Studies on the Yellow Pigment Produced by Monascus SP. CS-2 Part II Isolation and Preparation of Yellow Pigment.

Monascus SP.가 생산하는 황색색소에 관한 연구 제2보 황색 색소의 분리 및 정제

  • Kim, Hyun-Soo (Foods Research and Development Center, Cheil Sugar Co.) ;
  • Jang, Wook (Foods Research and Development Center, Cheil Sugar Co.) ;
  • Lee, Hee-In (Foods Research and Development Center, Cheil Sugar Co.) ;
  • Bae, Jong-Chan (Foods Research and Development Center, Cheil Sugar Co.) ;
  • Yoo, Ju-Hyun (Department of Food Engineering Yonsei Univ.)
  • 김현수 (제일제당(주) 식품연구소) ;
  • 장욱 (제일제당(주) 식품연구소) ;
  • 이희인 (제일제당(주) 식품연구소) ;
  • 배종찬 (제일제당(주) 식품연구소) ;
  • 유주현 (연세대학교 식품공학과)
  • Published : 1980.09.01

Abstract

Yellow pigments were extracted with mixture of 60% -ethanol and petroleum ether (1 : 2) by method of partition chromatography in petroleum ether phase.

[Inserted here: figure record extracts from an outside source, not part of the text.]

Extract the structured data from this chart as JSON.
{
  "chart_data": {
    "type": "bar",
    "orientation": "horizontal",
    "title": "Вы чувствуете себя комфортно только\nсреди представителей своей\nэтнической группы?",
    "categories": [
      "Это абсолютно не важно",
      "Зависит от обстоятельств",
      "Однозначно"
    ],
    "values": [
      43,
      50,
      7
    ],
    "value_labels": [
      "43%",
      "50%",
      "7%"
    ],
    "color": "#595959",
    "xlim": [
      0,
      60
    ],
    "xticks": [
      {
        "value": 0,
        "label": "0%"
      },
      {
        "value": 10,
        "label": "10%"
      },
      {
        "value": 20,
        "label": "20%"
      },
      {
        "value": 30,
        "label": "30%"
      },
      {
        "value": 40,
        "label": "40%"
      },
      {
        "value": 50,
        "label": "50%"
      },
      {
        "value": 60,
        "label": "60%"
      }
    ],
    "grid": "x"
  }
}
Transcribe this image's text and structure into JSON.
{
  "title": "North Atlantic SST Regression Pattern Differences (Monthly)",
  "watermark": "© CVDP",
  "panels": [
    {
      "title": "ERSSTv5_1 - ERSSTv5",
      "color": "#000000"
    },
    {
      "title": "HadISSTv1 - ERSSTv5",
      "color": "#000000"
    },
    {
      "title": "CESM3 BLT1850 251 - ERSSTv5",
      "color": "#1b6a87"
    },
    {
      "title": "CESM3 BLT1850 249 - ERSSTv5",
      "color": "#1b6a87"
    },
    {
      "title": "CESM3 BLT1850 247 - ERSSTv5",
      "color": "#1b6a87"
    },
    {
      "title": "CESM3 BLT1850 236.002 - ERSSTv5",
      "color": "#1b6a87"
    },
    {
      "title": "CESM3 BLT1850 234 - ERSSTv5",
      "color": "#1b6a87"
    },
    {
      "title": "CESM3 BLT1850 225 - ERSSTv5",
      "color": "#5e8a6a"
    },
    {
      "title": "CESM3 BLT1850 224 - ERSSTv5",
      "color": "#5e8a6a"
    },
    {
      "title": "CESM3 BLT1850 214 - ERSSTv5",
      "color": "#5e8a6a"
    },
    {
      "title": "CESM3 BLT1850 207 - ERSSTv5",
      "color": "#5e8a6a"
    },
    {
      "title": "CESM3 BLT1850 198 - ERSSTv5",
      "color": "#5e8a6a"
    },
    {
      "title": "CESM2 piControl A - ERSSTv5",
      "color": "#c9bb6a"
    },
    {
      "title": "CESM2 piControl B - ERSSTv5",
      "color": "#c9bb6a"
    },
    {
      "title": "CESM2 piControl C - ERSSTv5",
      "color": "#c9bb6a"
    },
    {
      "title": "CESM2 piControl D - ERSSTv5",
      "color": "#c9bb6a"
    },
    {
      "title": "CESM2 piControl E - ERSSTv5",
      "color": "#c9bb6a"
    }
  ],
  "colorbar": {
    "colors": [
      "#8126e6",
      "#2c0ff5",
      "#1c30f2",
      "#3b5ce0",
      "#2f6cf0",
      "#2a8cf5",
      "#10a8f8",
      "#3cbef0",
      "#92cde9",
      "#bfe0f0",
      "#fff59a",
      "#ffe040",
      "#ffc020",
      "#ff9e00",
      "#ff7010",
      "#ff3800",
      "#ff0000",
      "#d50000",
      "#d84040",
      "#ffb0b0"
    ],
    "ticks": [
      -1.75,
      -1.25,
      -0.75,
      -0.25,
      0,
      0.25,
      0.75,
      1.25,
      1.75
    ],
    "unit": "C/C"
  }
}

The absorption curve of yellow pigments solution exhibits maximum peak at wave length range of 394-403um. By thin layer chromatography yellow pigments preparation were found to consists of monascin(yellow), monascidin A (pale yellow) and one unknown (orange-yellow) compound. Isolated fat soluble yellow pigments were changed to water soluble by N-KOH (adjust pH 9). The resulted product obtained were yellow pigments of K-salt complex.